Fieldfisher PEP jumps 22% to top £1m as revenue climbs 15%

Tech-focused UK firm hails strong performance across key sectors and financial markets as fee income reaches £330m

Robert Shooter Image courtesy of Fieldfisher

Fieldfisher’s revenue rose 15% during the financial year 2021/22 to reach £330m, fuelling a 22% rise in profit per equity partner (PEP) to £1.05m.

The tech-focused UK firm’s ninth consecutive year of growth has seen it match the 22% PEP increase it reported for 2020/21 but mark a significant step up on the 6% revenue growth it saw during that time. 

It is the latest of a string of UK firms to issue a strong set of financial results, as recorded by the GLP results tracker

Robert Shooter, who succeeded Michael Chissick as Fieldfisher’s managing partner at the start of May, pointed to the firm’s “exceptional growth” in Europe and focus on its core sectors of energy and natural resources, technology, financial services and life sciences as key to its success over the past year. 

"Our outstanding performance is a result of a collective effort from teams across our international network and is reflective of high activity levels across the sectors and practices we operate in,” he said. 

The financial markets and products practices grew revenue by 28%, with the corporate, real estate and dispute resolution practices also seeing double-digit increases. 

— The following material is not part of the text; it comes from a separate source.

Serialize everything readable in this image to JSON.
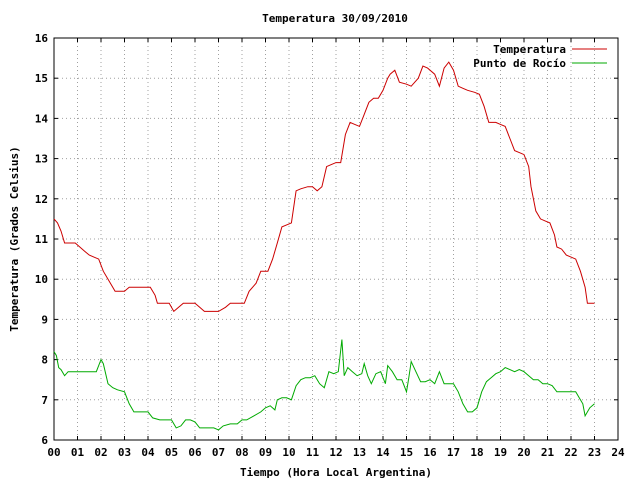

A busy year for the equity capital markets, M&A and venture capital teams saw the corporate practice up revenue by 20%. A highlight from the past year was acting for UK adtech company IPONWEB on its $380mn sale to Nasdaq-listed French media trading platform Criteo. 

Fieldfisher also flagged its new law credentials, revealing that revenue at its legal solutions platform, Condor, grew by 200% while its 100-employee strong Belfast Solutions Hub upped revenue by 17%.

In Germany, where revenue grew by 16%, the firm added its fifth office, in Berlin, to house its new business unit Fieldfisher X, intended to leverage legaltech to assist clients in navigating the mass litigation market. 

Twenty lateral hires secured during the financial year included Quinton Newcomb and Shiv Haria-Shah, who joined as partners in London last December to spearhead the firm's new commercial crime practice. Both had left legal services company Fulcrum last summer to work independently as barristers. 

In terms of diversity and inclusion, Fieldfisher said that over the past three years 46% of its newly promoted partners were women, with the figure rising to 60% for this year. 

The firm has also worked with clients to implement social mobility programmes, including a paid legal internship in collaboration with architectural firm Gensler, and has introduced a range of new support policies. These include pregnancy loss and parental bereavement services, domestic abuse support and carers and dependants leave policies. 

Looking to ESG, the firm pointed to its continued work with sustainability certification provider Planet Mark to reduce its carbon emissions and pro bono efforts for a number of environmental charities and UK food distribution charity FareShare.